Testing Jonathan Haidt

I happened across this paragraph from the site breastcancer.org – not a political or ideological site:

Biopsy is usually a simple procedure. In the United States, only about 20% of women who have biopsies turn out to have cancer. By contrast, in Sweden, where cost accounting is much stricter and only the most suspicious lesions are biopsied, 80% of biopsies turn out to be cancerous (malignant).

Notice how this account can easily be read as evidence (1) against the alleged superiority of heavy government involvement in financing health care, and (2) for the alleged superiority of heavy government involvement in financing health care.

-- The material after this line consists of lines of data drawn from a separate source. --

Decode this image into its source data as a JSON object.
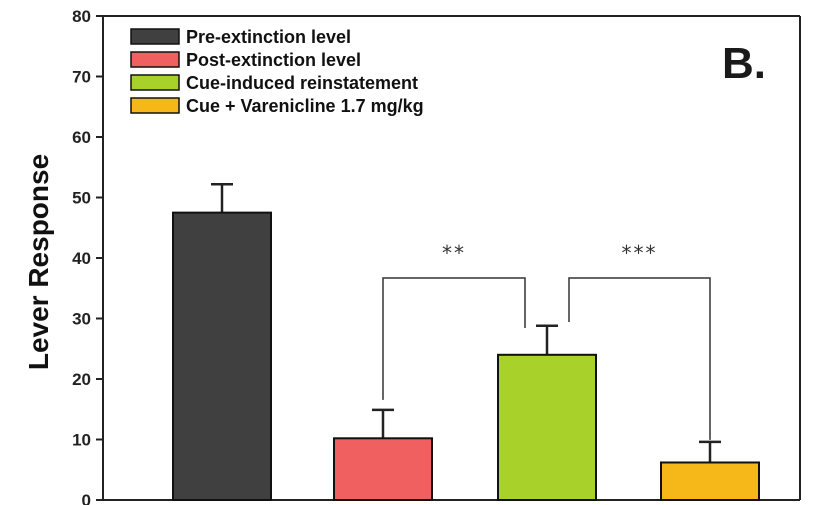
{
  "chart_data": {
    "type": "bar",
    "panel_label": "B.",
    "ylabel": "Lever Response",
    "ylim": [
      0,
      80
    ],
    "yticks": [
      0,
      10,
      20,
      30,
      40,
      50,
      60,
      70,
      80
    ],
    "legend_position": "top-left",
    "bars": [
      {
        "name": "Pre-extinction level",
        "value": 47.5,
        "error": 4.7,
        "color": "#404040"
      },
      {
        "name": "Post-extinction level",
        "value": 10.2,
        "error": 4.7,
        "color": "#f06060"
      },
      {
        "name": "Cue-induced reinstatement",
        "value": 24.0,
        "error": 4.8,
        "color": "#a8d22a"
      },
      {
        "name": "Cue + Varenicline 1.7 mg/kg",
        "value": 6.2,
        "error": 3.4,
        "color": "#f5b818"
      }
    ],
    "significance": [
      {
        "from": 1,
        "to": 2,
        "label": "**"
      },
      {
        "from": 2,
        "to": 3,
        "label": "***"
      }
    ]
  }
}
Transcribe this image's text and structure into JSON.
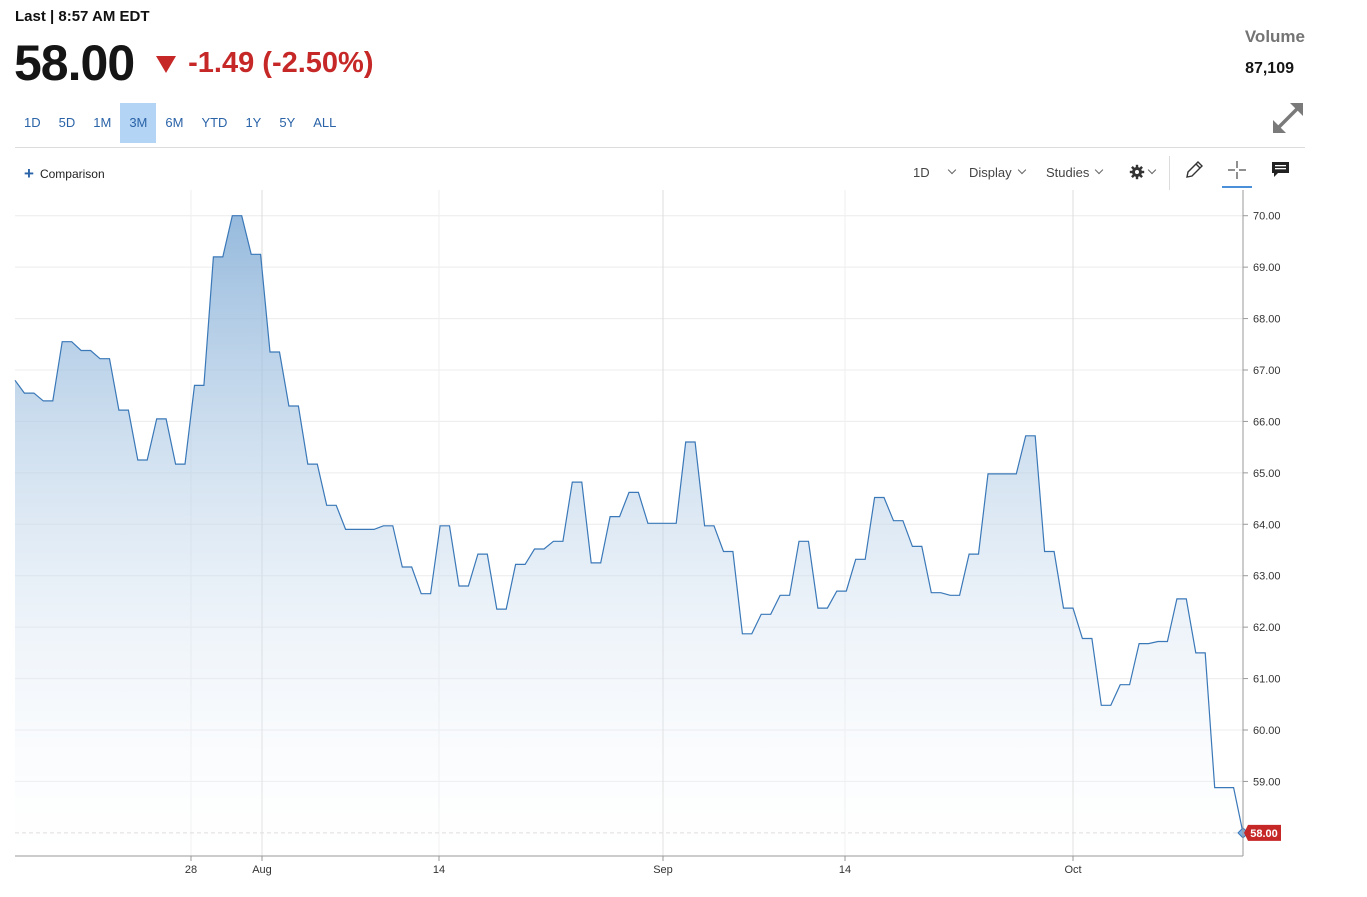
{
  "header": {
    "last_label": "Last | 8:57 AM EDT",
    "price": "58.00",
    "change": "-1.49 (-2.50%)",
    "volume_label": "Volume",
    "volume_value": "87,109"
  },
  "ranges": [
    {
      "label": "1D",
      "active": false
    },
    {
      "label": "5D",
      "active": false
    },
    {
      "label": "1M",
      "active": false
    },
    {
      "label": "3M",
      "active": true
    },
    {
      "label": "6M",
      "active": false
    },
    {
      "label": "YTD",
      "active": false
    },
    {
      "label": "1Y",
      "active": false
    },
    {
      "label": "5Y",
      "active": false
    },
    {
      "label": "ALL",
      "active": false
    }
  ],
  "toolbar": {
    "comparison_label": "Comparison",
    "interval_label": "1D",
    "display_label": "Display",
    "studies_label": "Studies"
  },
  "icons": [
    "plus-icon",
    "gear-icon",
    "pencil-icon",
    "crosshair-icon",
    "news-icon",
    "expand-icon",
    "chevron-down-icon"
  ],
  "colors": {
    "accent": "#2a63a8",
    "down": "#c62828",
    "line": "#3a78b8",
    "range_active_bg": "#b3d4f4"
  },
  "chart_data": {
    "type": "area",
    "ylim": [
      57.55,
      70.5
    ],
    "y_ticks": [
      "70.00",
      "69.00",
      "68.00",
      "67.00",
      "66.00",
      "65.00",
      "64.00",
      "63.00",
      "62.00",
      "61.00",
      "60.00",
      "59.00"
    ],
    "x_ticks": [
      "28",
      "Aug",
      "14",
      "Sep",
      "14",
      "Oct"
    ],
    "last_value_label": "58.00",
    "values": [
      66.8,
      66.55,
      66.55,
      66.4,
      66.4,
      67.55,
      67.55,
      67.38,
      67.38,
      67.22,
      67.22,
      66.22,
      66.22,
      65.25,
      65.25,
      66.05,
      66.05,
      65.17,
      65.17,
      66.7,
      66.7,
      69.2,
      69.2,
      70.0,
      70.0,
      69.25,
      69.25,
      67.35,
      67.35,
      66.3,
      66.3,
      65.17,
      65.17,
      64.37,
      64.37,
      63.9,
      63.9,
      63.9,
      63.9,
      63.97,
      63.97,
      63.17,
      63.17,
      62.65,
      62.65,
      63.97,
      63.97,
      62.8,
      62.8,
      63.42,
      63.42,
      62.35,
      62.35,
      63.22,
      63.22,
      63.52,
      63.52,
      63.67,
      63.67,
      64.82,
      64.82,
      63.25,
      63.25,
      64.15,
      64.15,
      64.62,
      64.62,
      64.02,
      64.02,
      64.02,
      64.02,
      65.6,
      65.6,
      63.97,
      63.97,
      63.47,
      63.47,
      61.87,
      61.87,
      62.25,
      62.25,
      62.62,
      62.62,
      63.67,
      63.67,
      62.37,
      62.37,
      62.7,
      62.7,
      63.32,
      63.32,
      64.52,
      64.52,
      64.07,
      64.07,
      63.57,
      63.57,
      62.67,
      62.67,
      62.62,
      62.62,
      63.42,
      63.42,
      64.98,
      64.98,
      64.98,
      64.98,
      65.72,
      65.72,
      63.47,
      63.47,
      62.37,
      62.37,
      61.78,
      61.78,
      60.48,
      60.48,
      60.88,
      60.88,
      61.68,
      61.68,
      61.72,
      61.72,
      62.55,
      62.55,
      61.5,
      61.5,
      58.88,
      58.88,
      58.88,
      58.0
    ]
  }
}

I, of course, have my priors – which, as Jonathan Haidt persuasively argues, are always in play (not only for me, but also for you and everyone you admire).  These priors are very good at guiding our intellects – our reason – to see in some bit of evidence, or some shard of argument, confirmation of our priors’ correctness.

When I read the above paragraph, my initial thought was “Ah, the Swedes – having an even greater level of government financing of health care than do Americans – are obliged to deny potentially life-saving biopsies to women.  Here we have further evidence against the claim that Obamacare will deliver more life-saving preventive medicine.”  I didn’t have to ‘work’ for this thought; it just came.  It was, to me, immediately obvious.

But I did have to work a bit to realize that other inferences from this isolated fact – some very much the opposite of my own – are quite as consistent with this fact as my inference.

Of course, this ‘Haidt-ian’ reality does not mean that one inference is no better or no closer to the truth than are other inferences.